Wednesday night Deacon Amos and I went to the Lotus Seed Temple's Wednesday night dinner. The place had changed a lot since the previous week -- they had cleared the pews out of one of the basement rooms, opened the door to let in light, and they had about 40 bicycle frames in various stages of undress. Johnny and a youngun were stripping some frames and making a few repairs. Brian outside had a "no weld" bicycle trailer made from a couple huffy carcasses. (unfortunately Deacon Amos and myself were both having "no camera" days, so no photos). All around, it looked like the beginnings of a Bike Church.

Here is a photo from streetview, with an orange circle around the basement door where the Lotus Seed Bike Church is emerging. On the 9th Ave Bicycle Boulevard at Going St.

Dinner ($3 - 5 donation) was some fabulous beans and rice with tasty other things, like fresh-fried chips, sour cream, salsa. The Lotus Seed crowd is a friendly bunch, we offered to include them on the Joy of Sects ride and they were pretty excited.

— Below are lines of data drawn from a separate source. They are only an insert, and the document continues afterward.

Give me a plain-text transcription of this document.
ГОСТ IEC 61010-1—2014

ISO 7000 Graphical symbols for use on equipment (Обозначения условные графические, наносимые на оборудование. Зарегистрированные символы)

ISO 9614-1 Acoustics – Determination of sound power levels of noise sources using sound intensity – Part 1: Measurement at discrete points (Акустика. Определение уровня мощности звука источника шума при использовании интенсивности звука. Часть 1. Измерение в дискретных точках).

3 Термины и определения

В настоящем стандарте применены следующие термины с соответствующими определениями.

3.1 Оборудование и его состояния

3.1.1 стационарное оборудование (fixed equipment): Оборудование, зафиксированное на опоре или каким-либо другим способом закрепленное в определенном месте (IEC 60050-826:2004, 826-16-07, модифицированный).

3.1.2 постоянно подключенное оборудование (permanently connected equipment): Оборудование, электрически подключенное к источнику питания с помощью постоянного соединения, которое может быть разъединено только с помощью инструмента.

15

They're really making good use of the building, it has a library, offices, kitchen (with a great south-facing window), a huge chapel, basement rooms, etc. Last week it was dark and rainy, this week it was bright and breezy. The spring air here has to be inhaled to be believed -- fresh and seashore-like, and it was wafting through the great old craftsman church through many open doors and windows.

We said we'd be back, to help strip frames in the basement, maybe set up a tool rack, and help weld together a bicycle dome in the back yard.

After the Lotus Seed, Amos and I went down to The Succeeding House on Failing St. to look at the church there. We met a Dan who knew a bit about the vacant church, he said it was owned by a "Reverend Macaphie" who was hoping to find more uses for it. Rev. M had been cleaning out some old junk in the basement, but hadn't finished yet. Dan figured the reverend may well be open to having a Bike Temple on-site if we'd help keep the place up.

Here is a photo of the Failing Church, with the basement side door circled. There were some folks ready to be parishoners on the day the google camera car drove by, which indicates a level of need in the neighborhood for a community bike shop.

It appears that inner NE Portland may be full of empty church basements waiting to be turned into somethnig like a Bike Temple. Prospects look good.

Does anyone else have any leads on vacant churchs in places where you'd like to see a community bike shop?